Вообще, первые полгода, не очень хорошо разбираясь в обстановке, я не особенно задумывался о вооружении своего батальона — было лишь то, что положено по штату, и не более. А вот когда по нам ночью ударили «катюшами», я стал думать по-другому. Летит реактивный снаряд, падает, шипит, а взрыва нет, и так примерно в течение часа. Утром мы посмотрели на эти снаряды и увидели, что это старые, времен Отечественной войны, снаряды «катюши», но, на наше счастье, без взрывателей. Скорее всего, душманы купили их в Китае и без разбора пустили в дело. После таких моментов, тем более что, по данным разведки, в окрестностях бродила десятитысячная группировка душманов, а мы были крайними частями к речке и предгорью, была опаска, что, пока к нам придет помощь, может произойти все, что угодно. Понятно, что такие силы все равно рано или поздно были бы обнаружены и просто так из гор они не выйдут, но какой-нибудь передовой отряд противника мог запросто выйти на нас, и обычного легкого вооружения могло оказаться мало. Поэтому я стал искать возможность раздобыть что-нибудь посерьезнее: познакомился с офицерами из стоявшего рядом рембата, узнал, что рядом служил мой земляк, короче, помогли — выменял у рембатовцев на спирт ДШК из «неучтенки». Так в моей роте появился «внештатный» расчет с крупнокалиберным пулеметом. Позже раздобыли и АГС-17, еще один ротный пулемет. Таким образом мы серьезно усилили свою огневую мощь, мне оставалось только смотреть за тем, чтобы это никуда дальше «по бартеру» не ушло. Несколько раз приходилось встречаться со следователями военной прокуратуры, участвовал в проведении дознания по воинским преступлениям, в основном это были случаи продажи оружия и боеприпасов. В нашем батальоне таких серьезных проступков, слава богу, не было. А так всякое бывало, был даже случай, когда в Кабуле продали местным старенькую пожарную машину. Хотя в итоге все это появлялось у душманов, тут скрывать нечего. Как рассказывал мне один из прокурорских, в одной из соседних провинций прапорщики умудрились продать афганцам подбитый, но не разукомплектованный БТР. Их дело в итоге дошло до суда.
Или вот такой пример. Начальник производственно-вещевой службы нашего батальона старший лейтенант по имени Саша, его койка в казарменном помещении стояла рядом с моей.
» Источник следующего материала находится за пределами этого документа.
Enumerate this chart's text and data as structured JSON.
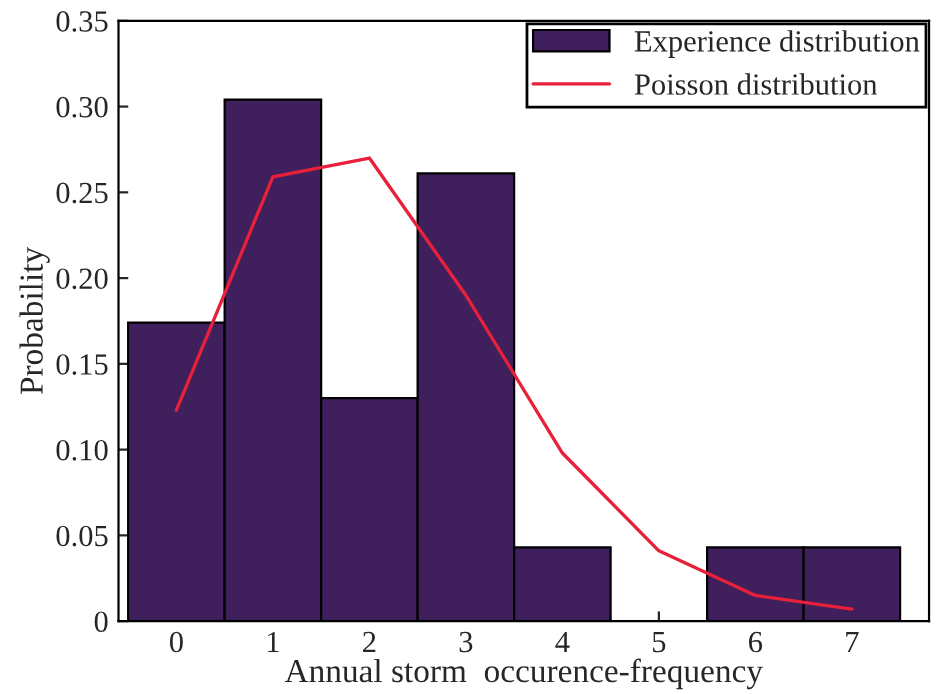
{
  "chart_data": {
    "type": "bar",
    "xlabel": "Annual storm  occurence-frequency",
    "ylabel": "Probability",
    "categories": [
      "0",
      "1",
      "2",
      "3",
      "4",
      "5",
      "6",
      "7"
    ],
    "series": [
      {
        "name": "Experience distribution",
        "color": "#3f1f5c",
        "values": [
          0.174,
          0.304,
          0.13,
          0.261,
          0.043,
          0,
          0.043,
          0.043
        ]
      },
      {
        "name": "Poisson distribution",
        "type": "line",
        "color": "#e8203a",
        "values": [
          0.123,
          0.259,
          0.27,
          0.19,
          0.098,
          0.041,
          0.015,
          0.007
        ]
      }
    ],
    "ylim": [
      0,
      0.35
    ],
    "yticks": [
      0,
      {
        "value": 0.05,
        "label": "0.05"
      },
      {
        "value": 0.1,
        "label": "0.10"
      },
      {
        "value": 0.15,
        "label": "0.15"
      },
      {
        "value": 0.2,
        "label": "0.20"
      },
      {
        "value": 0.25,
        "label": "0.25"
      },
      {
        "value": 0.3,
        "label": "0.30"
      },
      {
        "value": 0.35,
        "label": "0.35"
      }
    ],
    "legend": "top right",
    "grid": false
  }
}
За полгода до моей замены он был ранен и попал в госпиталь. А из госпиталя он пошел под суд и получил семь лет строгого режима. Оказалось, что целый год мы должны были получать витамины, но никто из нас их в глаза не видел, а он спокойно их продавал на рынке афганцам. Так что, как говорят, в каждом стаде паршивая овца найдется. Вовсю торговали снабженцы и положенными нам сигаретами.
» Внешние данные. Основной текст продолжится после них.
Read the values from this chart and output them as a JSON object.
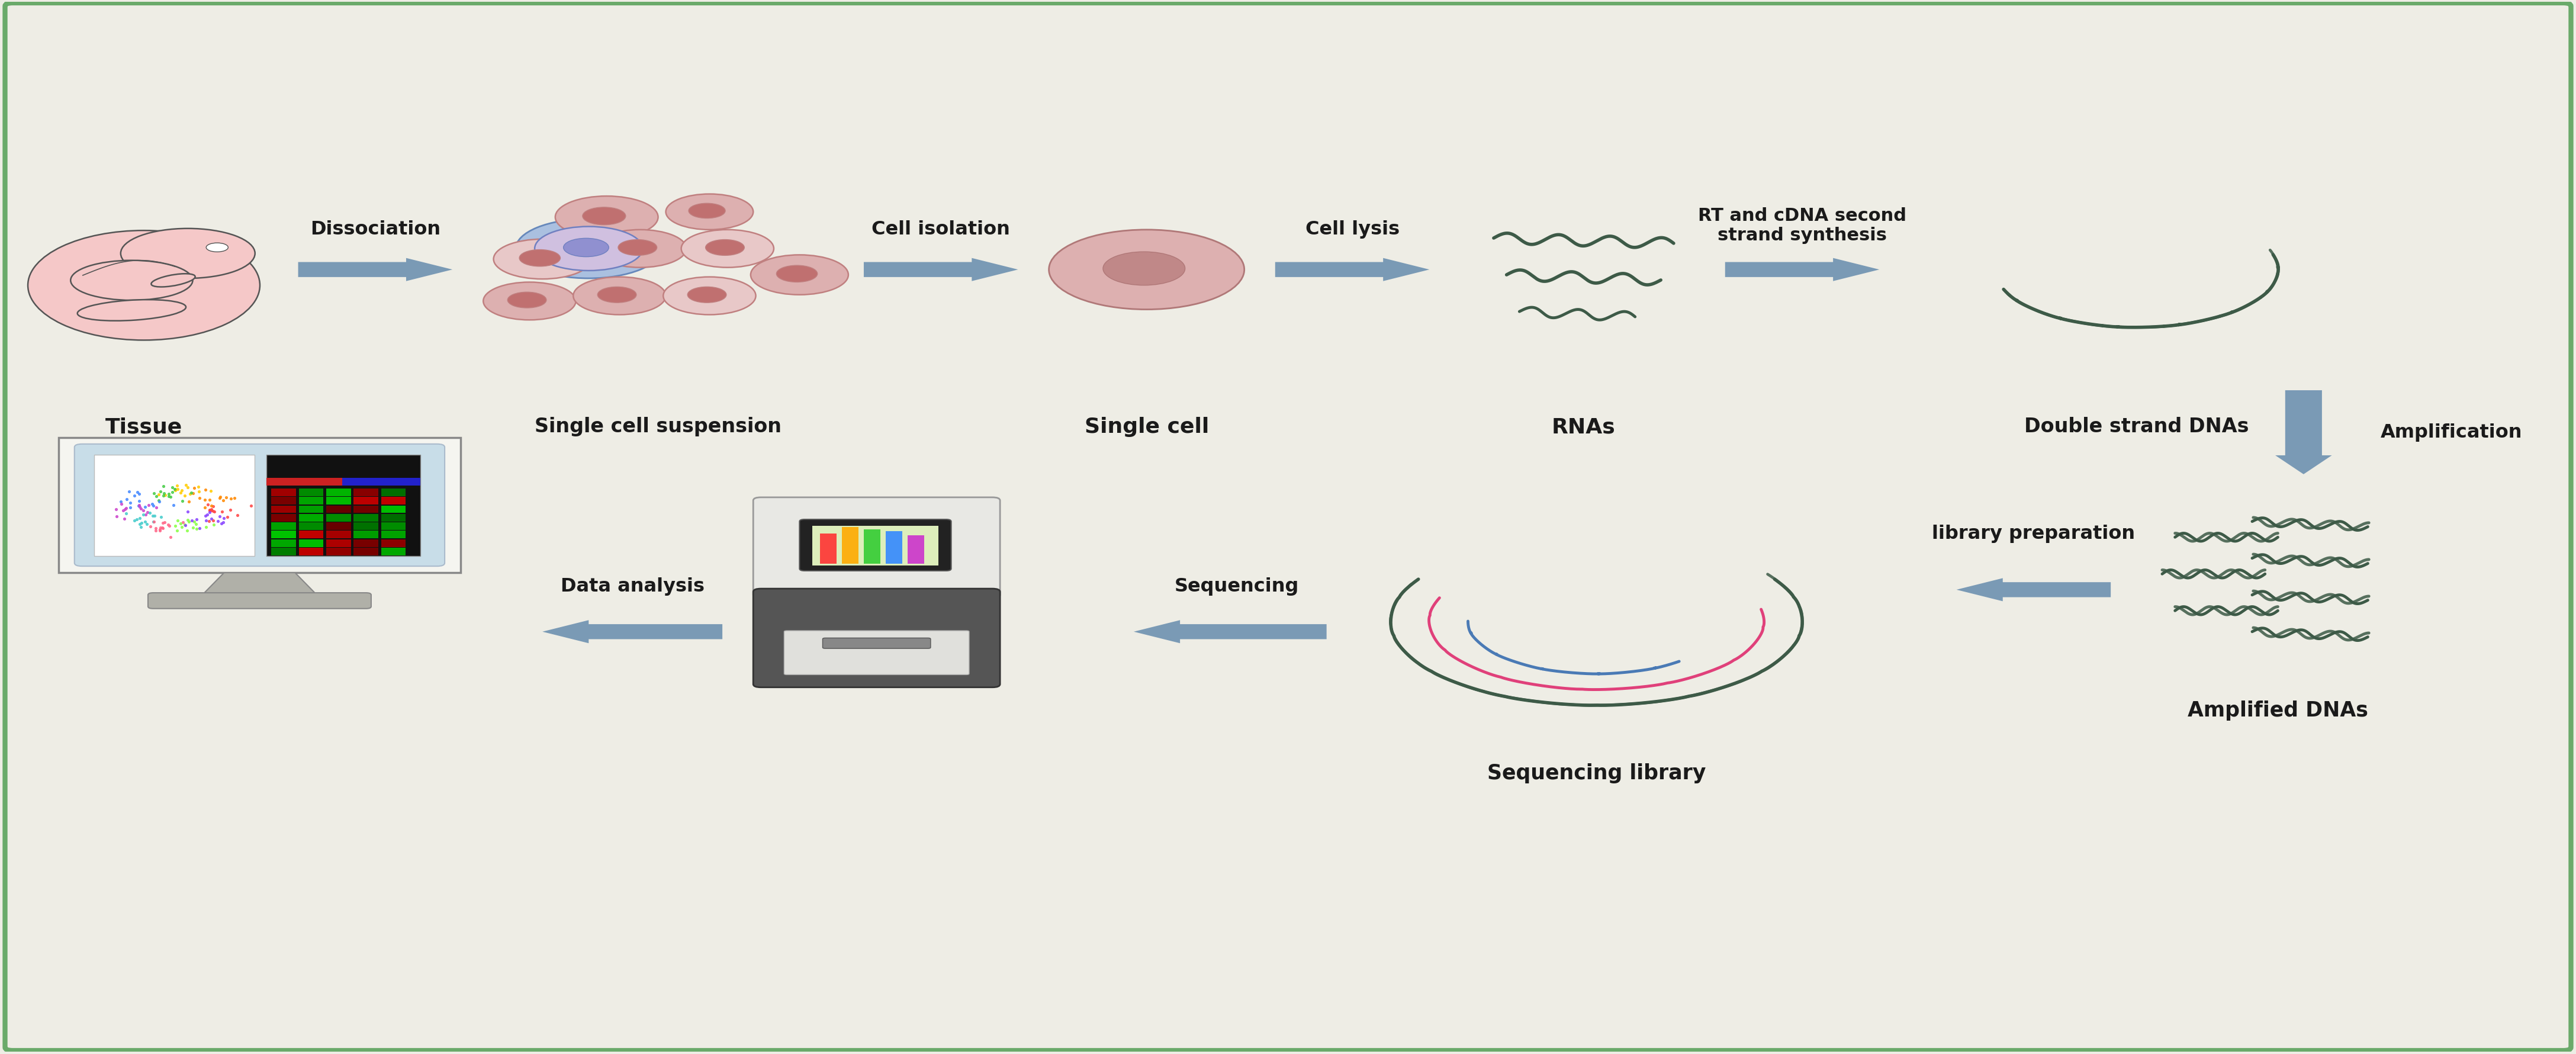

Был случай, когда в соседней роте солдат застрелился, обычный рядовой-срочник, прослуживший года полтора. А случилось это как? Особый отдел уже вовсю раскручивал дело о том, что кто-то продавал патроны. Но он не продавал их, а менял на анашу. А куда уходил этот патрон, если он вышел из части? Ясно, что пуля все равно к нам прилетит, не в наш батальон, так в другой, но куда-то она прилетит, найдет нашего солдата, а не афганца. И вот в последний момент перед арестом он застрелился, не успели его взять.